DEERFIELD, ILL. — Walgreens Boots Alliance Inc. (NASDAQ: WBA), a global pharmacy-led enterprise comprising brands such as Walgreens and Duane Reade, plans to shutter 600 of its stores as part of its $4.38 billion purchase of rival Rite Aid Corp.
During a conference call on Wednesday, Oct. 25, Walgreens spokesman Michael Polzin said the 600 shuttered stores will mostly be Rite Aid locations within close proximity to existing Walgreens stores as the company looks to optimize its retail store footprint.
On Sept. 19, Walgreens announced it had secured regulatory clearance for its acquisition of 1,932 stores, three distribution centers and related inventory from Rite Aid.
According to Walgreens’ earnings report released yesterday, the first few Rite Aid stores were acquired in the past week. Walgreens plans to transfer ownership of the remaining stores in phases as it aims to complete the store transfers by spring 2018.

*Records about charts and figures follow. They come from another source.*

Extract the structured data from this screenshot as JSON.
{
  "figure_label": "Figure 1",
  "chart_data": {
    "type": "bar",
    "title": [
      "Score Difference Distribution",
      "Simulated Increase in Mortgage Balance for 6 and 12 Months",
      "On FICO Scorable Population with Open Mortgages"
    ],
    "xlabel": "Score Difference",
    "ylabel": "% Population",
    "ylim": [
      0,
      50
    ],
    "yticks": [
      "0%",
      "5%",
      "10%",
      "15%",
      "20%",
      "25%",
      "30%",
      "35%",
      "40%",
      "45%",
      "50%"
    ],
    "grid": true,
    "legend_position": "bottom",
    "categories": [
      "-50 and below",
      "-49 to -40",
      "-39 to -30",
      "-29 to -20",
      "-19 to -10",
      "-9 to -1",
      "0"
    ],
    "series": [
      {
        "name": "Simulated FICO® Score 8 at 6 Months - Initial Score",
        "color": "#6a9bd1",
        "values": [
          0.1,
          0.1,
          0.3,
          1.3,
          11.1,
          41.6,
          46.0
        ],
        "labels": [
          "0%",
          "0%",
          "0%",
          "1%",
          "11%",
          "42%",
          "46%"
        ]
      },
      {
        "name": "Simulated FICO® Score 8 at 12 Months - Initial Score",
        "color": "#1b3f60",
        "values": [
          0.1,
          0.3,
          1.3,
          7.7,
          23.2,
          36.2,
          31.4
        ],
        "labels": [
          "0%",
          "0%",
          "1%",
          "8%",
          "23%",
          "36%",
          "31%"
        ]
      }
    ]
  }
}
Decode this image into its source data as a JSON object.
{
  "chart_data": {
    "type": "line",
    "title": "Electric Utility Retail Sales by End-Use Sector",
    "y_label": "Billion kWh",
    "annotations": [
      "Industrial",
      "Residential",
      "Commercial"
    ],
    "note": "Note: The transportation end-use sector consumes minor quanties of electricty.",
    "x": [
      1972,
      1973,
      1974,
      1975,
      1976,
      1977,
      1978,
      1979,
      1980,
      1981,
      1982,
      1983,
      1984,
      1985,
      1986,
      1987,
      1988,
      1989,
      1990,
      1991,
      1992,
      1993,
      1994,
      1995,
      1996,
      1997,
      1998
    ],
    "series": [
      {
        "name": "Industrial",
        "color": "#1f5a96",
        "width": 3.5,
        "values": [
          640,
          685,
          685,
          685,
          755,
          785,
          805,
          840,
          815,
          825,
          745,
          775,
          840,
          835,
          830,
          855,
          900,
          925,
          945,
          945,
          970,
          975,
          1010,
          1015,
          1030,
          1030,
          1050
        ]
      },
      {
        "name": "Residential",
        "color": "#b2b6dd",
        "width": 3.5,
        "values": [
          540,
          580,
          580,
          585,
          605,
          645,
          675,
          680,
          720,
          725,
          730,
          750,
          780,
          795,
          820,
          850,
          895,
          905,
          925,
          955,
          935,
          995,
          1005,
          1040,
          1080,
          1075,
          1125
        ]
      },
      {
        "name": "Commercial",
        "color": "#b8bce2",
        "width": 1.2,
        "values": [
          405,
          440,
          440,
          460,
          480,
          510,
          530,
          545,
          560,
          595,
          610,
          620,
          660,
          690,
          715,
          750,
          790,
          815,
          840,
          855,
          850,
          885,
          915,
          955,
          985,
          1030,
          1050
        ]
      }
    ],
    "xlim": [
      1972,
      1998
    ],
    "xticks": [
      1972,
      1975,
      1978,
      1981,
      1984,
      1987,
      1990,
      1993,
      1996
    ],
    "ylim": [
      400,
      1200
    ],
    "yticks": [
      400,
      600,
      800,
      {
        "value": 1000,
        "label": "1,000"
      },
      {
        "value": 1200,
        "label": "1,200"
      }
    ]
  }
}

Walgreens has reviewed its combined U.S. store portfolio to determine the affected stores. The company expects to start closings between spring 2018 and mid-2019. As a result of the store closures, Walgreens expects to realize $300 million in annual savings through Aug. 31, 2020. The savings will be derived primarily from procurement, cost savings and other operational matters, according to the earnings release.
Walgreens hasn’t announced which stores are closing. Going forward, the company plans to spend approximately $500 million of capital on store conversions and related activities for its entire retail real estate portfolio.
Deerfield-based Walgreens Boots Alliance and its related companies employ more than 385,000 people, as of Aug. 31. The company operates more than 13,200 stores in 11 countries and has more than 390 distribution centers in its network as well.
During fiscal year 2017, which ended on Aug. 31, Walgreens recorded $118.2 billion in sales, up 0.7 percent from fiscal year 2016. The company’s stock price closed on Wednesday, Oct. 25 at $69.58 per share, up slightly from $69.36 per share a year ago.